File number: 1714259
Tribunal: Member Moira Brophy
The applicant’s visa was cancelled by a delegate of the Minister for Immigration and Border Protection. On 21 December 2017 the Administrative Appeals Tribunal affirmed the decision.
The applicant, Mr Rhee, had his Subclass 801 (Partner) visa cancelled because he breached section 101 of the Migration Act 1958 (the Act) by failing to disclose information on his visa application.
Mr Rhee was deported from Australia in 2000 for overstaying his visa. He continued to visit Australia until 2010 by falsely presenting himself using his brother’s passport and this way he was granted a Subclass 457 visa. His family continued to reside in Australia throughout this time and when his wife became a permanent resident he applied for a Partner visa. In his application he failed to provide his previous visa history.
The fact he failed to disclose this information was not in issue, however cancellation of the visa under section 109 of the Act is not mandatory. The Tribunal had to consider the list of circumstances in regulation 2.41 to the Migration Regulations 1994 which are meant to guide a decision on whether or not to exercise the discretion to cancel a visa. The circumstances that were most relevant in this case were the present circumstances of the visa holder; whether the decision to grant the visa was based on incorrect information; the subsequent behaviour of the visa holder; the time that has elapsed since the non-compliance; any contribution made by the holder to the community and the consequences of cancelling the visa.
The Tribunal considered the listed circumstances in Mr Rhee’s case.

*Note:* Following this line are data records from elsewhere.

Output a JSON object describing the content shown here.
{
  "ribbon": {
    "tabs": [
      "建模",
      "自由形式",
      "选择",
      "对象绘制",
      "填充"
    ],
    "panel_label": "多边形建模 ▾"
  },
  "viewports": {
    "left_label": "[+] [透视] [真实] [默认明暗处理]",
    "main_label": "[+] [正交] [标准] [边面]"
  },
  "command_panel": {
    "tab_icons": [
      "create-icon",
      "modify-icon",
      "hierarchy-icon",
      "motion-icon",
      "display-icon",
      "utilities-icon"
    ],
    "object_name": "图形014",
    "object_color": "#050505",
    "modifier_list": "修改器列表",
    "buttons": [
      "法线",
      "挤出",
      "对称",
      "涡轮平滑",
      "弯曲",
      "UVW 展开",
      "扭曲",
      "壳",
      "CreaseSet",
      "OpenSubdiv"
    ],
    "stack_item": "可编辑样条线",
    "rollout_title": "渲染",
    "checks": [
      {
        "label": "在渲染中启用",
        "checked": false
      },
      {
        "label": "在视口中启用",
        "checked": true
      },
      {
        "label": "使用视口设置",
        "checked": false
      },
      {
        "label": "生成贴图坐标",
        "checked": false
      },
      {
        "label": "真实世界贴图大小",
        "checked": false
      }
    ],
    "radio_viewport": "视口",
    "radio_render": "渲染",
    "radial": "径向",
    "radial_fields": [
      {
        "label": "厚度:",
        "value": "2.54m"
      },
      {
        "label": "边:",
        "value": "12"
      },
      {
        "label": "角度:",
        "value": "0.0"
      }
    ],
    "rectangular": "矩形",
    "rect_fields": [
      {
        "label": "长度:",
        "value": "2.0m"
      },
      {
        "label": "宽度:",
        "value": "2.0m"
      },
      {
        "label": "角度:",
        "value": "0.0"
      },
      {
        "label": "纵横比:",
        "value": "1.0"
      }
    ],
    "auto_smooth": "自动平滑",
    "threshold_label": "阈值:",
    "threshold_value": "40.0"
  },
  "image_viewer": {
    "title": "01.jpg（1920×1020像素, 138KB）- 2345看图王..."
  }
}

He lived in shared rental accommodation with his partner and children and he had a close relationship with them. If the visa was cancelled, he may not be able to see his family unless they go to visit him. The Tribunal acknowledged that Mr Rhee would experience some emotional and financial hardship if he were required to return to Korea. He had some ongoing physical and mental health issues that require him to remain under the care of a doctor and returning to Korea may mean a disruption to his ongoing treatment needs and indeed an exacerbation of his present symptoms. He had made a contribution to the community by his participation in his community soccer club and of his assistance to his Korean fellow workers.
After considering all the evidence, the Tribunal formed the view that the seriousness of Mr Rhee’s actions in knowingly misleading the Department by giving incorrect answers on the visa application outweighed the factors listed above in favour of not cancelling the visa. The visa should be cancelled.